WASHINGTON - U.S. Senator Martin Heinrich (D-N.M.), Founder and Co-Chair of the Senate AI Caucus, hosted Congress’ sixth and seventh AI Insight Forums, bringing together a balanced, diverse, and bipartisan group of lawmakers and experts. The first forum focused on intellectual property and copyright issues. The second focused on the need to improve the transparency and explainability of AI systems.
“The democratization of automated creativity will have a number of hard-to-forecast impacts on the creative economy. But it’s already clear that creative industries will be among the most impacted by the most recent wave of generative AI models,” said Heinrich during the copyright and intellectual property discussion. “We need to set clear guardrails on AI technologies that protect intellectual property and fairly compensate creative work.If you are going to use AI, you have to use it as a tool for human content-creators, not as a replacement.”
During the transparency discussion, Heinrich said, “As AI systems increasingly impact many areas of our lives, we deserve to know when AI is behind what we see and what decisions are being made about us. Transparency is essential for public trust in information and institutions that are using AI.For high-risk use cases, we also need to understand—in detail—how AI systems actually work and how to correct errors.”
Heinrich continued, “The challenge is that many of the most successful AI architectures developed in these last few years are, by design, too complicated for humans to make sense of.So we need to make progress in two directions: First, building tools that help humans interpret the decisions made by these complex AI systems. Second, supporting research into alternative AI architectures that are more interpretable or controllable by design.”
Heinrich led the Forums with Majority Leader Chuck Schumer (D-N.Y.) and Senators Mike Rounds (R-S.D.) and Todd Young (R-Ind.). Heinrich and his colleagues were joined by top experts involved in the development and deployment of AI, including in sectors spanning tech, civil society, and labor.
Heinrich has already led successful bipartisan efforts on AI legislation.
In 2020, Heinrich helped usher the most significant legislative advancements for AI ever secured. The FY21 National Defense Authorization Act included a modified version of my Artificial Intelligence Initiative Act (AI-IA), a comprehensive national strategy aimed at bolstering U.S. leadership in Artificial Intelligence (AI) research and development. This legislation also included the bipartisan National Artificial Intelligence Initiative Act to establish National AI Research Institutes at universities across the country.

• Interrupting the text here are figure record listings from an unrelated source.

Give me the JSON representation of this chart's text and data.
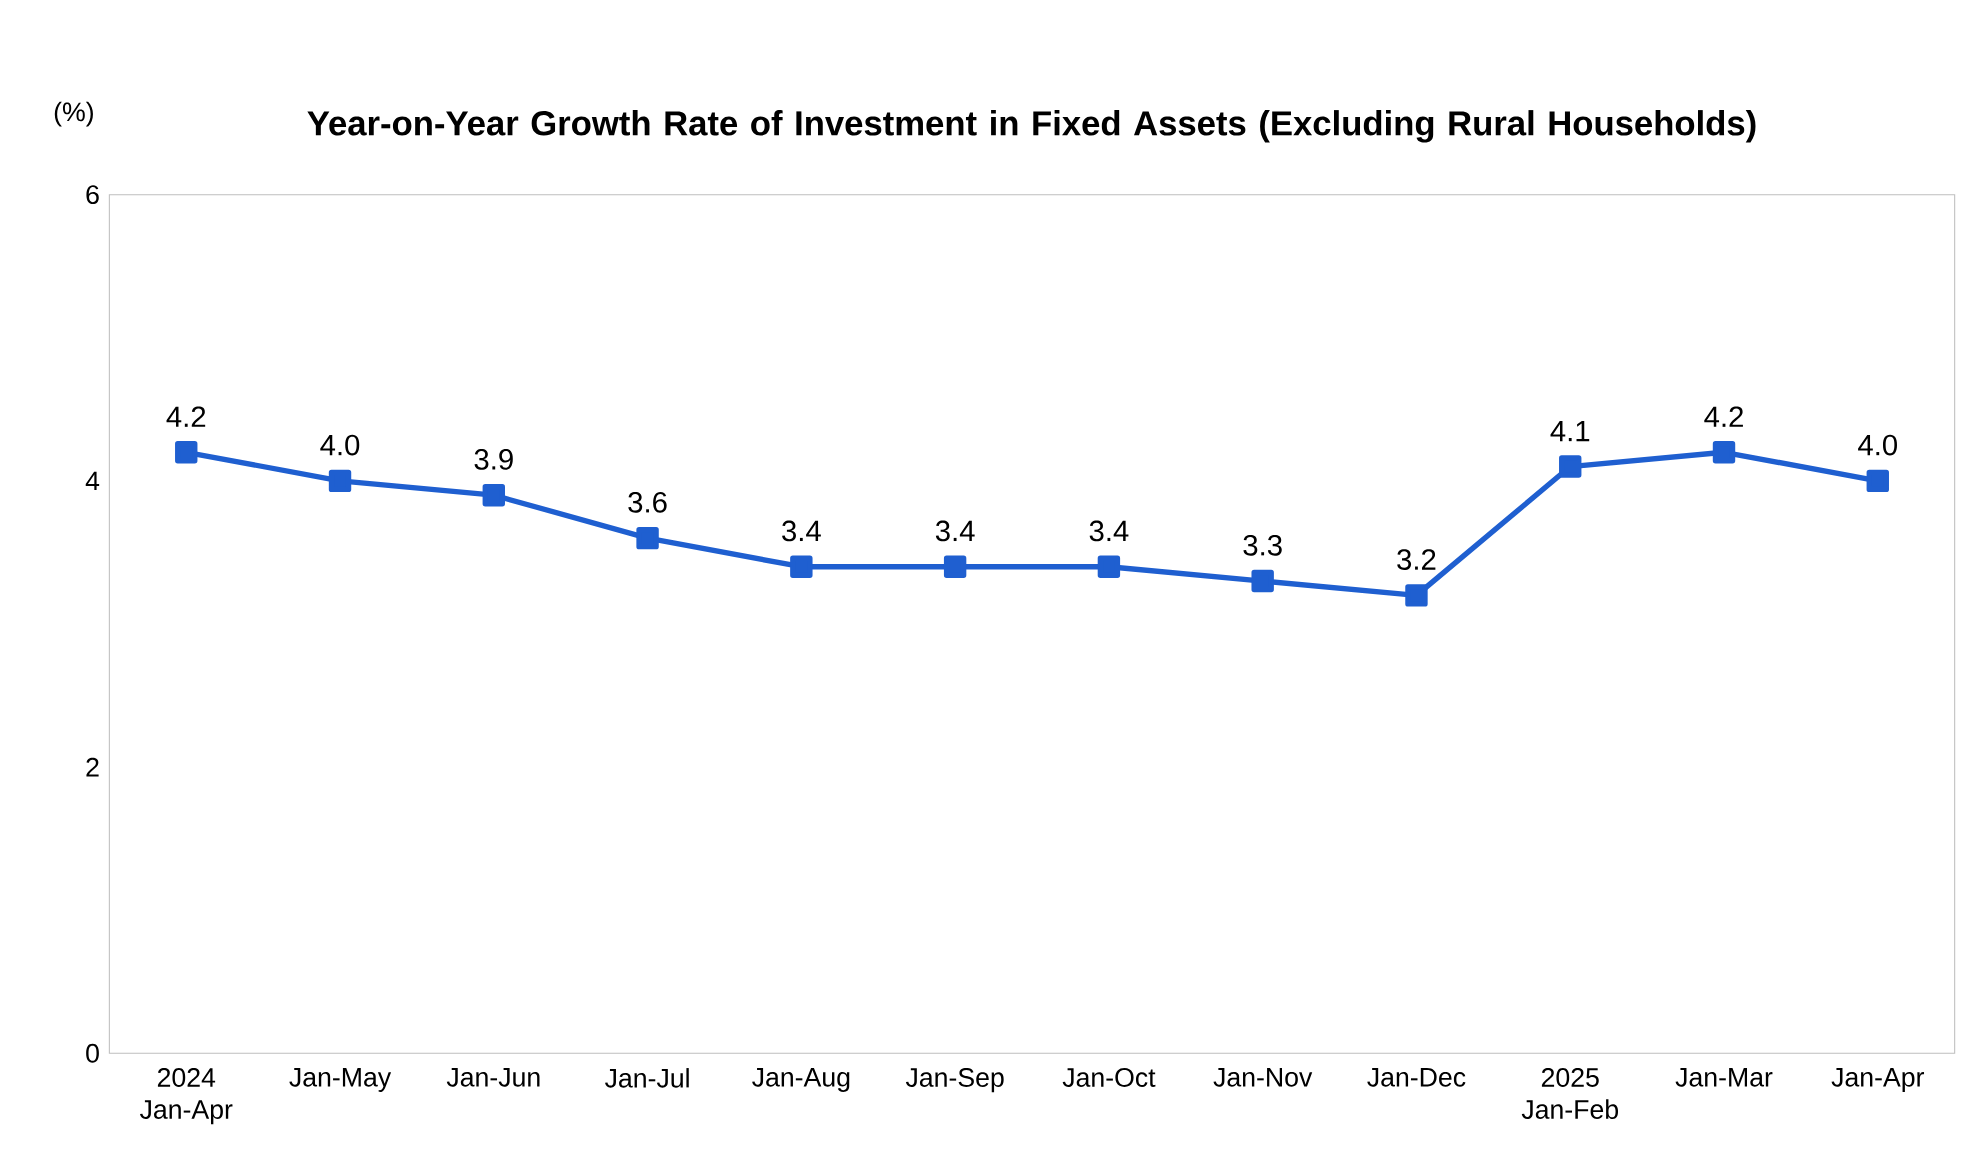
{
  "chart_data": {
    "type": "line",
    "title": "Year-on-Year Growth Rate of Investment in Fixed Assets (Excluding Rural Households)",
    "ylabel": "(%)",
    "categories": [
      "2024 Jan-Apr",
      "Jan-May",
      "Jan-Jun",
      "Jan-Jul",
      "Jan-Aug",
      "Jan-Sep",
      "Jan-Oct",
      "Jan-Nov",
      "Jan-Dec",
      "2025 Jan-Feb",
      "Jan-Mar",
      "Jan-Apr"
    ],
    "series": [
      {
        "color": "#1f5fd0",
        "values": [
          4.2,
          4.0,
          3.9,
          3.6,
          3.4,
          3.4,
          3.4,
          3.3,
          3.2,
          4.1,
          4.2,
          4.0
        ],
        "value_labels": [
          "4.2",
          "4.0",
          "3.9",
          "3.6",
          "3.4",
          "3.4",
          "3.4",
          "3.3",
          "3.2",
          "4.1",
          "4.2",
          "4.0"
        ]
      }
    ],
    "ylim": [
      0,
      6
    ],
    "yticks": [
      0,
      2,
      4,
      6
    ],
    "marker": "square",
    "line_style": "solid"
  }
}
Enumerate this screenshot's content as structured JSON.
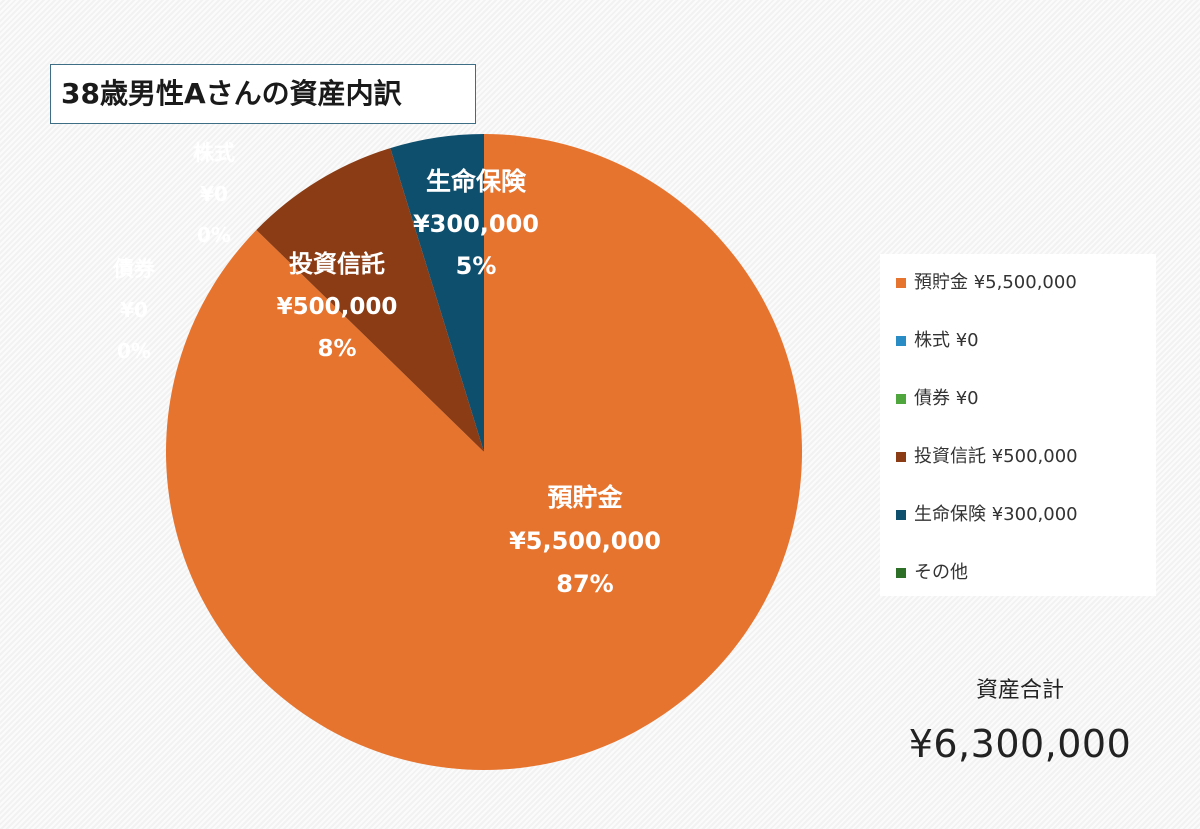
{
  "chart_data": {
    "type": "pie",
    "title": "38歳男性Aさんの資産内訳",
    "start_angle_deg": 0,
    "direction": "clockwise",
    "slices": [
      {
        "name": "預貯金",
        "amount_label": "¥5,500,000",
        "value": 5500000,
        "percent_label": "87%",
        "legend_label": "預貯金 ¥5,500,000",
        "color": "#E6742F"
      },
      {
        "name": "株式",
        "amount_label": "¥0",
        "value": 0,
        "percent_label": "0%",
        "legend_label": "株式 ¥0",
        "color": "#2A8CC4"
      },
      {
        "name": "債券",
        "amount_label": "¥0",
        "value": 0,
        "percent_label": "0%",
        "legend_label": "債券 ¥0",
        "color": "#4EA63C"
      },
      {
        "name": "投資信託",
        "amount_label": "¥500,000",
        "value": 500000,
        "percent_label": "8%",
        "legend_label": "投資信託 ¥500,000",
        "color": "#8B3C14"
      },
      {
        "name": "生命保険",
        "amount_label": "¥300,000",
        "value": 300000,
        "percent_label": "5%",
        "legend_label": "生命保険 ¥300,000",
        "color": "#0F4F6E"
      },
      {
        "name": "その他",
        "value": 0,
        "legend_label": "その他",
        "color": "#2E6F28"
      }
    ],
    "legend_position": "right",
    "total": {
      "label": "資産合計",
      "value_label": "¥6,300,000"
    }
  }
}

Additionally, Heinrich helped pass the Artificial Intelligence for the Armed Forces Act to advance the Department of Defense’s AI capabilities. Heinrich also helped provide the Pentagon with enhanced hiring authorities to recruit more AI professionals and other personnel with computational skills relevant to military applications.
Heinrich also worked to establish the National AI Research Resource Task Force (NAIRR) to develop a detailed roadmap for the development of a national AI resource for AI research and convened a group of technical experts across academia, government, and industry to develop a detailed roadmap for how the United States can build, deploy, govern, and sustain a national research cloud and associated research resources.
A recommendation to establish the NAIRR came from the final report of the National Security Commission on AI, and work done by Stanford University’s Institute for Human-Centered Artificial Intelligence (HAI) significantly advanced the concept. This past January, the NAIRR Task Force released its final report with a roadmap for standing up a national research infrastructure that would broaden access to the resources essential to AI research and development.
In July, Heinrich introduced the CREATE AI Act, legislation that implements many of the recommendations of the NAIRR Task Force, providing AI researchers and students with greater access to the complex resources, data, and tools needed to develop safe and trustworthy artificial intelligence.
In September, Heinrich convened the first-ever bipartisan AI Insight Forum to help accelerate the committee process to build consensus around responsible AI policy. Additional AI Insight Forums have focused on AI’s implications for our elections and privacy and the workforce and risks and opportunities around high-impact applications of AI, including in the management of critical infrastructure, healthcare, lending, and employment
In October, Heinrich joined acclaimed writer and producer George R.R. Martin and University of New Mexico Professor and Santa Fe Institute External Faculty Member Melanie Moses to explore the influence of AI in arts and culture and its impact on New Mexico's creative economy. View a video of that event here.
Heinrich maintains a lead role on Leader Schumer’s bipartisan working group as the Senate takes steps toward comprehensive legislation to address emerging AI.